All core clock of 3.5 GHz with a boost frequency of 4.7 GHz. 105W TDP. It will be interesting to see how latency is affected for core-core communication with multiple chiplets. Both the R9 models sport multiple chiplets.
With the dedicated I/O chiplet in this generation as well as reduced L1 cache we know latency is going to be both consistent and higher than Zen and Zen+ from Lisa Su's speech at E3, so that combined with the new Windows 10 scheduler should eliminate those cross CCX issues Zen suffers with.
But with 16 cores, no doubt there will be issues like there are with high core count Threadrippers in some programs...
The Ryzen 9 3900X certainly seems to be the sweet spot in price/performance. For $100 over the R7 3800X, you get 4 additional cores ($25 per core). The next 4 core jump to the R9 3950X costs $250 ($62.50 per core).
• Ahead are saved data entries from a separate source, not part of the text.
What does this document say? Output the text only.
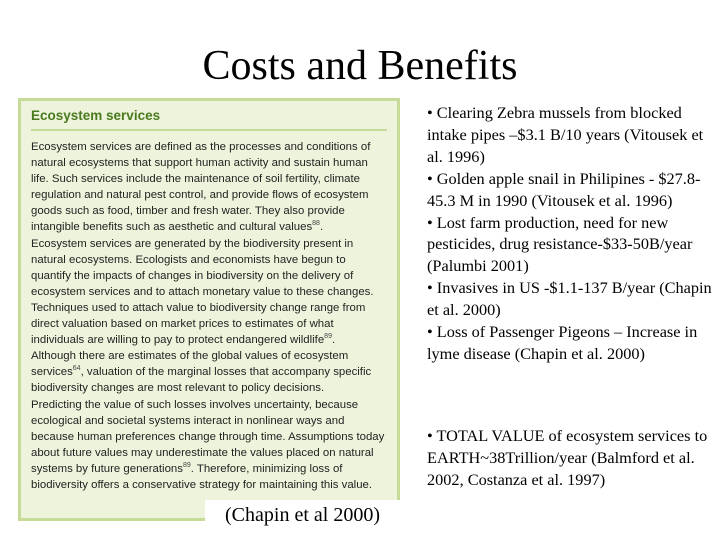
Costs and Benefits
Ecosystem services

Ecosystem services are defined as the processes and conditions of natural ecosystems that support human activity and sustain human life. Such services include the maintenance of soil fertility, climate regulation and natural pest control, and provide flows of ecosystem goods such as food, timber and fresh water. They also provide intangible benefits such as aesthetic and cultural values$^{88}$.

Ecosystem services are generated by the biodiversity present in natural ecosystems. Ecologists and economists have begun to quantify the impacts of changes in biodiversity on the delivery of ecosystem services and to attach monetary value to these changes. Techniques used to attach value to biodiversity change range from direct valuation based on market prices to estimates of what individuals are willing to pay to protect endangered wildlife$^{89}$.

Although there are estimates of the global values of ecosystem services$^{64}$, valuation of the marginal losses that accompany specific biodiversity changes are most relevant to policy decisions.

Predicting the value of such losses involves uncertainty, because ecological and societal systems interact in nonlinear ways and because human preferences change through time. Assumptions today about future values may underestimate the values placed on natural systems by future generations$^{89}$. Therefore, minimizing loss of biodiversity offers a conservative strategy for maintaining this value.

(Chapin et al 2000)
• Clearing Zebra mussels from blocked intake pipes –$3.1 B/10 years (Vitousek et al. 1996)
• Golden apple snail in Philipines - $27.8-45.3 M in 1990 (Vitousek et al. 1996)
• Lost farm production, need for new pesticides, drug resistance-$33-50B/year (Palumbi 2001)
• Invasives in US -$1.1-137 B/year (Chapin et al. 2000)
• Loss of Passenger Pigeons – Increase in lyme disease (Chapin et al. 2000)
• TOTAL VALUE of ecosystem services to EARTH~38Trillion/year (Balmford et al. 2002, Costanza et al. 1997)
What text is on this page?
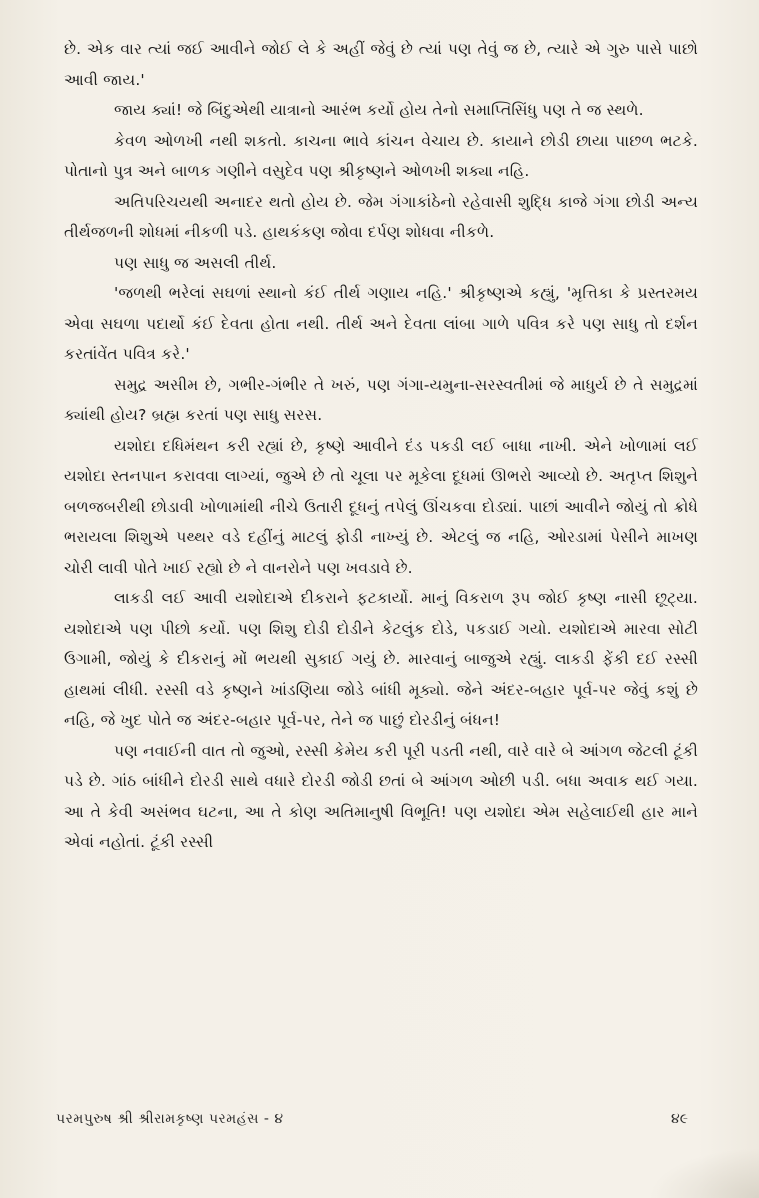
છે. એક વાર ત્યાં જઈ આવીને જોઈ લે કે અહીં જેવું છે ત્યાં પણ તેવું જ છે, ત્યારે એ ગુરુ પાસે પાછો આવી જાય.'

જાય ક્યાં! જે બિંદુએથી યાત્રાનો આરંભ કર્યો હોય તેનો સમાપ્તિસિંધુ પણ તે જ સ્થળે.

કેવળ ઓળખી નથી શકતો. કાચના ભાવે કાંચન વેચાય છે. કાયાને છોડી છાયા પાછળ ભટકે. પોતાનો પુત્ર અને બાળક ગણીને વસુદેવ પણ શ્રીકૃષ્ણને ઓળખી શક્યા નહિ.

અતિપરિચયથી અનાદર થતો હોય છે. જેમ ગંગાકાંઠેનો રહેવાસી શુદ્ધિ કાજે ગંગા છોડી અન્ય તીર્થજળની શોધમાં નીકળી પડે. હાથકંકણ જોવા દર્પણ શોધવા નીકળે.

પણ સાધુ જ અસલી તીર્થ.

'જળથી ભરેલાં સઘળાં સ્થાનો કંઈ તીર્થ ગણાય નહિ.' શ્રીકૃષ્ણએ કહ્યું, 'મૃત્તિકા કે પ્રસ્તરમય એવા સઘળા પદાર્થો કંઈ દેવતા હોતા નથી. તીર્થ અને દેવતા લાંબા ગાળે પવિત્ર કરે પણ સાધુ તો દર્શન કરતાંવેંત પવિત્ર કરે.'

સમુદ્ર અસીમ છે, ગભીર-ગંભીર તે ખરું, પણ ગંગા-યમુના-સરસ્વતીમાં જે માધુર્ય છે તે સમુદ્રમાં ક્યાંથી હોય? બ્રહ્મ કરતાં પણ સાધુ સરસ.

યશોદા દધિમંથન કરી રહ્યાં છે, કૃષ્ણે આવીને દંડ પકડી લઈ બાધા નાખી. એને ખોળામાં લઈ યશોદા સ્તનપાન કરાવવા લાગ્યાં, જુએ છે તો ચૂલા પર મૂકેલા દૂધમાં ઊભરો આવ્યો છે. અતૃપ્ત શિશુને બળજબરીથી છોડાવી ખોળામાંથી નીચે ઉતારી દૂધનું તપેલું ઊંચકવા દોડ્યાં. પાછાં આવીને જોયું તો ક્રોધે ભરાયલા શિશુએ પથ્થર વડે દહીંનું માટલું ફોડી નાખ્યું છે. એટલું જ નહિ, ઓરડામાં પેસીને માખણ ચોરી લાવી પોતે ખાઈ રહ્યો છે ને વાનરોને પણ ખવડાવે છે.

લાકડી લઈ આવી યશોદાએ દીકરાને ફટકાર્યો. માનું વિકરાળ રૂપ જોઈ કૃષ્ણ નાસી છૂટ્યા. યશોદાએ પણ પીછો કર્યો. પણ શિશુ દોડી દોડીને કેટલુંક દોડે, પકડાઈ ગયો. યશોદાએ મારવા સોટી ઉગામી, જોયું કે દીકરાનું મોં ભયથી સુકાઈ ગયું છે. મારવાનું બાજુએ રહ્યું. લાકડી ફેંકી દઈ રસ્સી હાથમાં લીધી. રસ્સી વડે કૃષ્ણને ખાંડણિયા જોડે બાંધી મૂક્યો. જેને અંદર-બહાર પૂર્વ-પર જેવું કશું છે નહિ, જે ખુદ પોતે જ અંદર-બહાર પૂર્વ-પર, તેને જ પાછું દોરડીનું બંધન!

પણ નવાઈની વાત તો જુઓ, રસ્સી કેમેય કરી પૂરી પડતી નથી, વારે વારે બે આંગળ જેટલી ટૂંકી પડે છે. ગાંઠ બાંધીને દોરડી સાથે વધારે દોરડી જોડી છતાં બે આંગળ ઓછી પડી. બધા અવાક થઈ ગયા. આ તે કેવી અસંભવ ઘટના, આ તે કોણ અતિમાનુષી વિભૂતિ! પણ યશોદા એમ સહેલાઈથી હાર માને એવાં નહોતાં. ટૂંકી રસ્સી

પરમપુરુષ શ્રી શ્રીરામકૃષ્ણ પરમહંસ - ૪	૪૯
Jumping from a Ryzen 5 3600X to a 3700X costs $80 (or $40 per core).
That I would agree with, plus finding a program that would make use of an extra 4 cores and justify the extra $250 expense on a platform with only a dual channel memory controller would be an issue, not to mention the overall lower operating frequency as the 3800X-3950X share the same 105w TDP.
So it sounds like the jump in price for those last four cores is due in part, due to special binning on the R9 3950X.
The R9 3950X is intended not only to have the highest core count, but also the highest single threaded performer. AMD wants to ensure that both creative and gaming performance increase as you move up the product stack.
I think the implication is that the parts with the most cores, will also have the highest single core boost clocks. Unlike Intel where the higher core parts typically clocked lower than the mainstream parts, making the mainstream parts better for gaming.
So if you buy a R9 3950X it will be the fastest AM4 part in productivity and content creation (more cores) but also in gaming (highest boost clock).
So...It's September. Maybe they are waiting for the UEFI boost clock fix to drop the 3950X so it hits 4.7GHz for reviewers.
Or TSMC is having a huge yield problem and AMD is devoting as much as possible to the EPYC server line as they command much, much higher prices.
Looks like September 30th may be the day. About the time that the 220.127.116.11ABBA UEFI releases should be available for reviewers.